John-Manuel Andriote

 

SONNY BOY: A Memoir
by Al Pacino
Penguin Press. 384 pages, $35.

 

In light of the “Godfather” trilogy (1972–1990) and the other roles he’s played in seventy films, you probably didn’t expect a book by Al Pacino to show up in an LGBT magazine. And yet his new memoir, Sonny Boy—which is the kind of memoir that celebrities write when they know the end is near—has earned its place in The G&LR. In a chapter titled “Maximum Velocity,”  Pacino reflects on his two contributions to gay cinema, one positive, the other not so much.

            In Sidney Lumet’s classic film Dog Day Afternoon (1975), Pacino played an inept criminal whose sole reason for robbing a bank is to get the money needed for his lover’s sex-change operation. Pacino describes his character as “complex”: “a man with a wife and kids who also happens to be in an affair with a person who identifies as a woman, and who today we would understand as transgender.” To be sure, a ghost writer may have helped the 84-year-old legend articulate that sentiment, but it shows a real sensitivity to the comically tragic protagonist.
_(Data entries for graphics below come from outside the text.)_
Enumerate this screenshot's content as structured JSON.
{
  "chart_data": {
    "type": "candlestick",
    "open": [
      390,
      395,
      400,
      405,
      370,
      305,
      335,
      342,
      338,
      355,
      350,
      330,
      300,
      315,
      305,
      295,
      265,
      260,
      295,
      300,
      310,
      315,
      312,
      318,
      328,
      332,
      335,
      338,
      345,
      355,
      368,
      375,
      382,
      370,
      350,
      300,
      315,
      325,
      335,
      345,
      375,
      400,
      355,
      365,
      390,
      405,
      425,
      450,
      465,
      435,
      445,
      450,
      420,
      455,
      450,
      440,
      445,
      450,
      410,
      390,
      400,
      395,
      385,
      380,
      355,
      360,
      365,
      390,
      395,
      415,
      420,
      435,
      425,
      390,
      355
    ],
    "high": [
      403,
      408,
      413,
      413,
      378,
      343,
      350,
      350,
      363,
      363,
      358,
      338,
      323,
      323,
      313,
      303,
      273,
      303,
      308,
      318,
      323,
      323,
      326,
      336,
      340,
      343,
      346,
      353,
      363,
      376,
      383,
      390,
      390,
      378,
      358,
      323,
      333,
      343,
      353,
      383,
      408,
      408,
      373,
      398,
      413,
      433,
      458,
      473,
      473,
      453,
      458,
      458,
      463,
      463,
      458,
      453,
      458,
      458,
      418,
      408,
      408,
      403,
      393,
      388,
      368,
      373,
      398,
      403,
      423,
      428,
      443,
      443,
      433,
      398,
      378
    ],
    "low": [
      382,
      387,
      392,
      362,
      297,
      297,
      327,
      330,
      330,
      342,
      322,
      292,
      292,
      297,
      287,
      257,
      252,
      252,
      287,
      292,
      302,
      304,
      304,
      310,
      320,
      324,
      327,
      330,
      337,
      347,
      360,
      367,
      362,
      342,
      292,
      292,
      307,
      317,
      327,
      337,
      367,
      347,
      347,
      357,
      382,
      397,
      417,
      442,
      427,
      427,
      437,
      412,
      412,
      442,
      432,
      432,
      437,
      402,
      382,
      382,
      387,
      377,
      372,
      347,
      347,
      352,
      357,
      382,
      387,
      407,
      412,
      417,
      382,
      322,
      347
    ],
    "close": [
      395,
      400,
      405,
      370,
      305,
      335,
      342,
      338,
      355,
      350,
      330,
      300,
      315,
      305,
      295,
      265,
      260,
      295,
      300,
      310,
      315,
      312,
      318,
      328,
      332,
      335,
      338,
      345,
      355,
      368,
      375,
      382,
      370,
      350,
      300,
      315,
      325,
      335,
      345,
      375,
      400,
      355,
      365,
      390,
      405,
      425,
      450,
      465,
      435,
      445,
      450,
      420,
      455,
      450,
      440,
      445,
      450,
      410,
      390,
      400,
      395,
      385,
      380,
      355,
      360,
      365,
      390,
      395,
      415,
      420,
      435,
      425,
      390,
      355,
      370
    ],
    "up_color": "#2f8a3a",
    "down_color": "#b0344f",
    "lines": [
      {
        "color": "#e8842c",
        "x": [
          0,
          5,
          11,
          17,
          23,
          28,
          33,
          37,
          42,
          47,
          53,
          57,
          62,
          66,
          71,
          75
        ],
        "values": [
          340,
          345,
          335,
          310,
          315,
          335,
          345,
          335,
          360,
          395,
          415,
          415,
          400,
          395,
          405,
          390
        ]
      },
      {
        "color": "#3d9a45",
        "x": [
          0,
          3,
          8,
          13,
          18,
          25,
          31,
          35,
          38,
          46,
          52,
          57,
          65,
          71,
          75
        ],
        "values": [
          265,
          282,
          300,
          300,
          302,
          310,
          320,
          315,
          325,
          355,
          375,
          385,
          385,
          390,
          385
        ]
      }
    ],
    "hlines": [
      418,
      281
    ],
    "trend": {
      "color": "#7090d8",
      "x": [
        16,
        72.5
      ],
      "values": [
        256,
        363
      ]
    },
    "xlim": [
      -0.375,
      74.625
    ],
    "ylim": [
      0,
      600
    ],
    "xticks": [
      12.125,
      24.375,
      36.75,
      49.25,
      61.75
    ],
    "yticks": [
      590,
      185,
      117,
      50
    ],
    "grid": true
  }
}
            Then there’s the 1980 movie Cruising, a despicable film about which Pacino is more circumspect, even embarrassed, devoting only three paragraphs to this plunge into the dark underside of gay life. The thriller was picketed by activists for its gory homophobia involving “an unknown killer who is menacing men in the gay clubs of Manhattan.” Pacino recounts how protesters blocked the production in the summer of 1979 and that he received “bomb threats and had to have bodyguards protect me.” Pacino regrets Cruising as an “exploitative film” and donated his entire salary to charity.

Colin Carman

 

INVASION OF THE DAFFODILS
by Dino Enrique Piacentini
Astrophil Press. 263 pages, $17.95

 

Dino Enrique Piacentini’s debut novel is an intergenerational tale of Mexican-American families living on an island off the coast of California during the early 1950s. Self-consciously drawing on florid prose and macabre surrealism, the fable-like narrative centers on the trials and tribulations of a teenage boy, Chico Flores, who stumbles upon a crate filled with daffodil bulbs. He and his brother sell off the stash of plants throughout the island. Before long, the shoots begin splintering rocks, porches, pipes, buildings, docks, even the church. The destruction disrupts the tourist economy, threatening the livelihood of the Italian business owners and bankers. What’s more, pollen from the flowers burns the skin of white inhabitants, though the Mexican families find the daffodils fragrant, harvesting them for contraband—further deepening racial fissures.

            The chaos generated by the mysterious bulbs serves as a backdrop for the drama of a young boy who is grappling with his gay sexuality. The teen’s domestic life is another challenge: he is living with his senile grandmother, ailing father, double amputee war veteran brother (who’s dealing with PTSD), and a sister who works three jobs to support the family. Not only is Chico blamed for unleashing the horrific flowers, but his stumbling schoolboy desire adds to his isolation. Eventually, innuendo about his behavior escalates into violence.

            Despite poverty, racism, and homophobia, Piacentini’s characters are convincingly resilient and tenacious. Miraculously, they maintain hope for the future. The marauding wildflowers fade and wither away, but the lives on the island have been changed forever. Piacentini’s novel, a colorful variation on magic realism, offers an immersive reading experience.